Отец Василий кивнул.
– Откуда? А, тьфу, болгарин... Я тоже нет, - хмуро сказал Кэтэлин, оглядываясь.
– Не с неба же он нас высмотрел, а, батюшка, - гайдук громко свистнул, и на звук пришёл конь. Ни оружие, ни золото с седла не исчезли.
– Расскажи ещё, что ты не шпион, - Кэтэлин подсадил отца Василия перед собой.
– Вот теперь молись, Василикэ, - сказал он. И они понеслись прочь от холмов. Брата Феодула позже нашли пастухи, и дьякон из ближнего села похоронил его на следующий вечер.
15.
– Ты бы имел хоть немного разумения, батюшка, понял бы, что конь бывает обученный и необученный.
Ехали двое в одном седле. Степь темнела вокруг них, наливаясь вечерней синевою.
– Мой обученный, как собака. И двужильный, к твоему счастью. А твой сейчас везёт эту сволочь по нашим следам и не чешется.
– А имя у него есть?
– Чего?
– Я говорю, у твоего коня есть какое-нибудь прозвище?
– Ты дурак что ли, батюшка?
– удивился Кэтэлин.
– Какое прозвище может быть у коня?
– Ну, человеческие имена давать животному грех. А вот был на свете греческий князь, у того коня звали... не вспомнить... Бунцефалом.
Гайдук, перехватив повод одной рукой, почесал потный подбородок. Его щёки, скулы и шея покрылись пучками серой щетины, ярко видимой на красной пористой коже.

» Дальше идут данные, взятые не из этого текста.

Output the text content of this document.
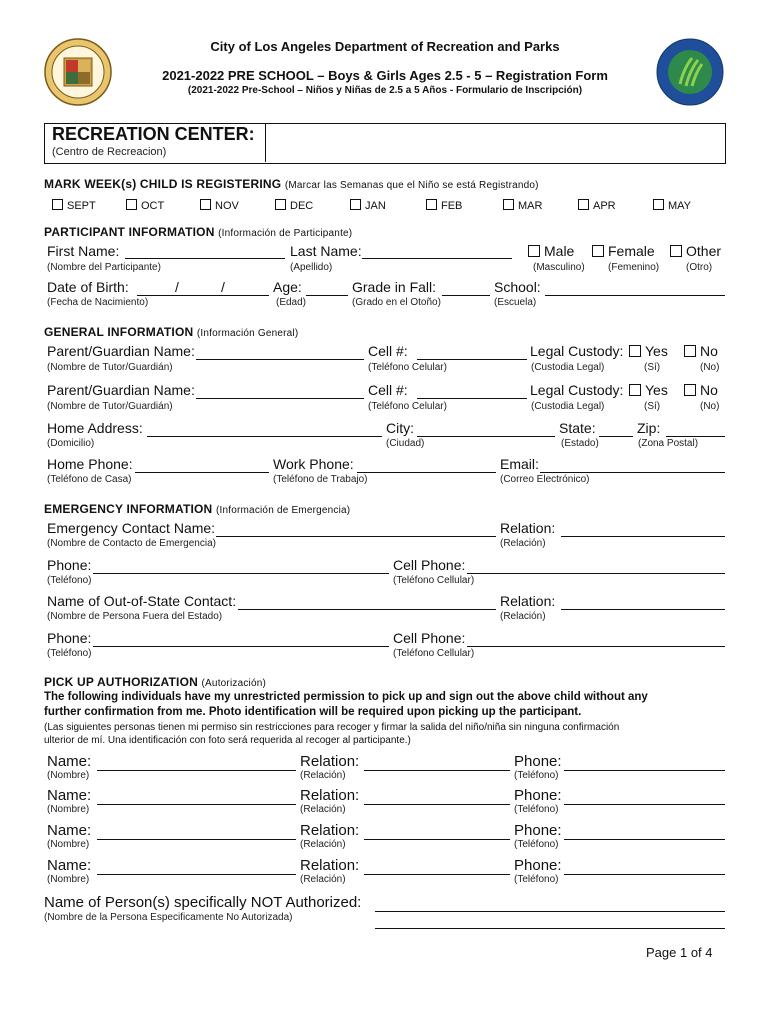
City of Los Angeles Department of Recreation and Parks
2021-2022 PRE SCHOOL – Boys & Girls Ages 2.5 - 5 – Registration Form
(2021-2022 Pre-School – Niños y Niñas de 2.5 a 5 Años - Formulario de Inscripción)
RECREATION CENTER:
(Centro de Recreacion)
MARK WEEK(s) CHILD IS REGISTERING (Marcar las Semanas que el Niño se está Registrando)
SEPT	OCT	NOV	DEC	JAN	FEB	MAR	APR	MAY
PARTICIPANT INFORMATION (Información de Participante)
First Name:
(Nombre del Participante)
Last Name:
(Apellido)
Male
(Masculino)
Female
(Femenino)
Other
(Otro)
Date of Birth:	/	/
(Fecha de Nacimiento)
Age:
(Edad)
Grade in Fall:
(Grado en el Otoño)
School:
(Escuela)
GENERAL INFORMATION (Información General)
Parent/Guardian Name:
(Nombre de Tutor/Guardián)
Cell #:
(Teléfono Celular)
Legal Custody:	Yes	No
(Custodia Legal)	(Sí)	(No)
Parent/Guardian Name:
(Nombre de Tutor/Guardián)
Cell #:
(Teléfono Celular)
Legal Custody:	Yes	No
(Custodia Legal)	(Sí)	(No)
Home Address:
(Domicilio)
City:
(Ciudad)
State:
(Estado)
Zip:
(Zona Postal)
Home Phone:
(Teléfono de Casa)
Work Phone:
(Teléfono de Trabajo)
Email:
(Correo Electrónico)
EMERGENCY INFORMATION (Información de Emergencia)
Emergency Contact Name:
(Nombre de Contacto de Emergencia)
Relation:
(Relación)
Phone:
(Teléfono)
Cell Phone:
(Teléfono Cellular)
Name of Out-of-State Contact:
(Nombre de Persona Fuera del Estado)
Relation:
(Relación)
Phone:
(Teléfono)
Cell Phone:
(Teléfono Cellular)
PICK UP AUTHORIZATION (Autorización)
The following individuals have my unrestricted permission to pick up and sign out the above child without any
further confirmation from me. Photo identification will be required upon picking up the participant.
(Las siguientes personas tienen mi permiso sin restricciones para recoger y firmar la salida del niño/niña sin ninguna confirmación
ulterior de mí. Una identificación con foto será requerida al recoger al participante.)
Name:
(Nombre)
Relation:
(Relación)
Phone:
(Teléfono)
Name:
(Nombre)
Relation:
(Relación)
Phone:
(Teléfono)
Name:
(Nombre)
Relation:
(Relación)
Phone:
(Teléfono)
Name:
(Nombre)
Relation:
(Relación)
Phone:
(Teléfono)
Name of Person(s) specifically NOT Authorized:
(Nombre de la Persona Especificamente No Autorizada)
Page 1 of 4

– То, что ты мускальский шпион, не значит... Не такой ты барин, чтобы назвать коня Алексей Иванович, - (отец Василий повторил про себя эти слова и решил над частью из них даже не пытаться думать. Бог весть, какую историю мог бы рассказать Кэтэлин к этой своей реплике.)
– Я не шпион, - священник смахнул влетевшую в глаз муху.
– Я даже не русский.
– А заика-то?
– Я не знаю, кто его убил, разбойник. Не хочешь, не верь.
– Так-то и не знаешь. Ах вот они где, засранцы!
Область, где они скакали, прошлый год горела, а нынешней весной позарастала вместо ковыля и дикого овса сплошь полынью. Под голубой травой сделались не видны ямы. В одной такой и застряла телега с детьми; стояла перекошенная, а сами дети расселись на траве. Увидев Кэтэлина с настоятелем, они вскочили, все, кроме Ивана, и некоторые даже побежали навстречу.